Department of Pediatrics, Dr. v. Hauner Children's Hospital, University Hospital, Ludwig Maximilian University Munich, Lindwurmstraße 4, 80337, Munich, Germany.
Department of Pediatrics, 2nd Medical Faculty, Charles University, Prague, Czech Republic.
Pediatr Nephrol. 2023 Jul;38(7):2093-2100. doi: 10.1007/s00467-022-05834-5. Epub 2022 Dec 20.
Impaired kidney concentration capacity is present in half of the patients with autosomal dominant polycystic kidney disease (ADPKD). The kidney concentrating capacity was further impaired within the animal model of autosomal recessive polycystic kidney disease (ARPKD). To date, only one small study has investigated it in children having ARPKD. Therefore, we aimed to study the kidney concentrating ability in a larger cohort of children with ARPKD.
Eighteen children (median age 8.5 years, range 1.3-16.8) were retrospectively investigated. A standardized kidney concentrating capacity test was performed after the application of a nasal drop of desmopressin (urine osmolality > 900 mOsmol/kg). The glomerular filtration rate was estimated using the Schwartz formula (eGFR) and blood pressure (BP) was measured as office BP.

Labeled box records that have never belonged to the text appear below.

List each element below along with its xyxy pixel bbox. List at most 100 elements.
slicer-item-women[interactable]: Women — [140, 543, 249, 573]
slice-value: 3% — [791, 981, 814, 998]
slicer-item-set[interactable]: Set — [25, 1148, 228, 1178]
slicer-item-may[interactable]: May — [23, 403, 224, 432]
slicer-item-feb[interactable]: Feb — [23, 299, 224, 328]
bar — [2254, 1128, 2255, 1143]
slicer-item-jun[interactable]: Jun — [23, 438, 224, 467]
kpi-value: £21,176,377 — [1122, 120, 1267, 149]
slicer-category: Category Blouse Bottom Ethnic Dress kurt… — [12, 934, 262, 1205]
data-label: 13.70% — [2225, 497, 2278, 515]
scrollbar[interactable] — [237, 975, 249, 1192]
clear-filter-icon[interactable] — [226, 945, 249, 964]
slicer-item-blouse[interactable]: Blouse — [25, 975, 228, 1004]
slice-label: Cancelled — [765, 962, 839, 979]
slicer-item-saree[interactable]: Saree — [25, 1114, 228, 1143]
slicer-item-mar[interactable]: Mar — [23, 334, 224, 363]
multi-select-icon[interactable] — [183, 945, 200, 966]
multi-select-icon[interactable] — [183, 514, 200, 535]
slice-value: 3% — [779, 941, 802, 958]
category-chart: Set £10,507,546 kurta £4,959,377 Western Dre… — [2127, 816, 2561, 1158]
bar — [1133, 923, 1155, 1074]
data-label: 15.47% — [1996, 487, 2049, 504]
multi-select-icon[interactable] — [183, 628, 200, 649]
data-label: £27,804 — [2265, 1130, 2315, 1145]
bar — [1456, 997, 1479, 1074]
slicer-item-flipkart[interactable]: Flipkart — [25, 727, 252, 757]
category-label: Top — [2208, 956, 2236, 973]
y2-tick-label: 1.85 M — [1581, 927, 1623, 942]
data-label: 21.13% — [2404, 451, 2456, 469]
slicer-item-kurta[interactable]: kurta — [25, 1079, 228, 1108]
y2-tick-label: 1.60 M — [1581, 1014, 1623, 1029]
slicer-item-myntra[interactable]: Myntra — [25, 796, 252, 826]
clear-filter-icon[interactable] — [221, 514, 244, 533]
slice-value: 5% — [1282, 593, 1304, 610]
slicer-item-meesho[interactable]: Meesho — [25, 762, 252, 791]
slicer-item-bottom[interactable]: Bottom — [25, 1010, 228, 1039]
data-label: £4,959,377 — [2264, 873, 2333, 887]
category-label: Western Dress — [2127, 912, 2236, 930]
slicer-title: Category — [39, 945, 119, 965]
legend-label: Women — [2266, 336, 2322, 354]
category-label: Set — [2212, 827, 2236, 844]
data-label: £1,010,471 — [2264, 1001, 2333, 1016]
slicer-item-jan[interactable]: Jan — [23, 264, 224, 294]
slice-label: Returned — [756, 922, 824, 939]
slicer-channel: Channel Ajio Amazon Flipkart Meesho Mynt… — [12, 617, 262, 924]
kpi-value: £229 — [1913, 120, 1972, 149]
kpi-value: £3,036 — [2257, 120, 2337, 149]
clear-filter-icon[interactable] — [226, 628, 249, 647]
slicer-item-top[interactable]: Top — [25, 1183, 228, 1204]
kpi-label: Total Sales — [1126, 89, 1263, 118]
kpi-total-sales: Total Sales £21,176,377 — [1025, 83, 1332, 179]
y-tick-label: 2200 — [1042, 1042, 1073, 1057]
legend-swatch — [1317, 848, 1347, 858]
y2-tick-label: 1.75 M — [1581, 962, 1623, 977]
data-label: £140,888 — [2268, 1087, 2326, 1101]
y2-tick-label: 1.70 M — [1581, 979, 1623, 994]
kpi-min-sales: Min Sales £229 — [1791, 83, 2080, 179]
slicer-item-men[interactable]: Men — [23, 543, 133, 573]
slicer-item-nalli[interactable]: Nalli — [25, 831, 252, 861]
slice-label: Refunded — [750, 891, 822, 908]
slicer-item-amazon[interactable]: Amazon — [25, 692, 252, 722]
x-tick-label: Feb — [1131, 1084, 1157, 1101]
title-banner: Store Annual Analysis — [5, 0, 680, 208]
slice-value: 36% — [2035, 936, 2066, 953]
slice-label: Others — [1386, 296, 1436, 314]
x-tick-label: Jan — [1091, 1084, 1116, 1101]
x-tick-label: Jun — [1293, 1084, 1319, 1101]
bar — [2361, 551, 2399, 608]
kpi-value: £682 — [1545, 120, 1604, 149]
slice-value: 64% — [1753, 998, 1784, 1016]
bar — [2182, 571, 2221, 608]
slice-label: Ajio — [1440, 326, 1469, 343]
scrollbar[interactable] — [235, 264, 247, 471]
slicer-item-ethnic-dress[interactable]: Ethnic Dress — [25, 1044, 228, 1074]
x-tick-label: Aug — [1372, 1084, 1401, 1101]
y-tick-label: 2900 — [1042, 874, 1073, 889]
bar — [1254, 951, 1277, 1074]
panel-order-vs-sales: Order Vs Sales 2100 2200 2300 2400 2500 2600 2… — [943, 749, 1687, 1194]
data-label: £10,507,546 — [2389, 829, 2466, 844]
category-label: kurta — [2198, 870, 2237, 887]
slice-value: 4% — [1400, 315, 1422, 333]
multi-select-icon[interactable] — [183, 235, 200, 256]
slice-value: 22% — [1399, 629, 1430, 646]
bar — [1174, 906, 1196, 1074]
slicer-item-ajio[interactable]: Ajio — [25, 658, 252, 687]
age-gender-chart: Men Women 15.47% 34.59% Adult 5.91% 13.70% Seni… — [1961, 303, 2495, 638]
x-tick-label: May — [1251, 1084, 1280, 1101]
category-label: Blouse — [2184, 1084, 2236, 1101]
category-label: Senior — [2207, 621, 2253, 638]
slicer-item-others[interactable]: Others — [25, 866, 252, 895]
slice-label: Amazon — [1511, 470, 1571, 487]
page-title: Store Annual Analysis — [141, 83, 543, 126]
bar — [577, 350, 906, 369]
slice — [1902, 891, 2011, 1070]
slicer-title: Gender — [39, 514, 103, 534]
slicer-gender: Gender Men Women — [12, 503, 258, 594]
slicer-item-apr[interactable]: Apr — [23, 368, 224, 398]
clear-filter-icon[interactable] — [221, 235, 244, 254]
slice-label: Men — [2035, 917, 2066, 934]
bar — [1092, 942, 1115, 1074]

Kidney concentrating capacity was decreased (urine osmolality < 900 mOsmol/kg) in 100% of children with ARPKD. The median urine osmolality after desmopressin application was 389 (range 235-601) mOsmol/kg. Sixteen patients (89%) were defined as hypertensive based on their actual BP level or their use of antihypertensive drugs. The maximum amounts of urinary concentration correlated significantly with eGFR (r = 0.72, p < 0.0001) and hypertensive scores (r = 0.50, p < 0.05), but not with kidney size. Twelve patients (67%) were defined as having CKD stages 2-4. The median concentrating capacity was significantly lower in children within this group, when compared to children with CKD stage 1 possessing a normal eGFR (544 mOsmol/kg, range 413-600 mOsmol/kg vs. 327 mOsmol/kg, range 235-417 mOsmol/l, p < 0.001).
Impaired kidney concentrating capacity is present in most children with ARPKD and is associated with decreased eGFR and hypertension. A higher resolution version of the Graphical abstract is available as Supplementary information.
常染色体显性多囊肾病(ADPKD)患者中有一半存在肾脏浓缩能力受损。常染色体隐性多囊肾病(ARPKD)的动物模型中,肾脏浓缩能力进一步受损。迄今为止,仅有一项小型研究调查了 ARPKD 患儿的肾脏浓缩能力。因此,我们旨在更大的 ARPKD 患儿队列中研究肾脏浓缩能力。
回顾性调查了 18 名儿童(中位年龄 8.5 岁,范围 1.3-16.8 岁)。应用去氨加压素滴鼻剂后进行标准化的肾脏浓缩能力测试(尿渗透压>900mOsmol/kg)。肾小球滤过率使用 Schwartz 公式估算(eGFR),血压(BP)作为诊室 BP 进行测量。
100%的 ARPKD 患儿的肾脏浓缩能力下降(尿渗透压<900mOsmol/kg)。去氨加压素应用后的中位尿渗透压为 389(范围 235-601)mOsmol/kg。根据实际 BP 水平或使用降压药物,16 名患者(89%)被定义为高血压。最大尿浓缩量与 eGFR(r=0.72,p<0.0001)和高血压评分(r=0.50,p<0.05)显著相关,但与肾脏大小无关。12 名患者(67%)被定义为 CKD 2-4 期。与 eGFR 正常的 CKD 1 期患儿(544mOsmol/kg,范围 413-600mOsmol/kg)相比,该组患儿的浓缩能力明显较低(327mOsmol/kg,范围 235-417mOsmol/kg,p<0.001)。
大多数 ARPKD 患儿存在肾脏浓缩能力受损,与 eGFR 降低和高血压相关。高分辨率版本的图表摘要可在补充资料中查看。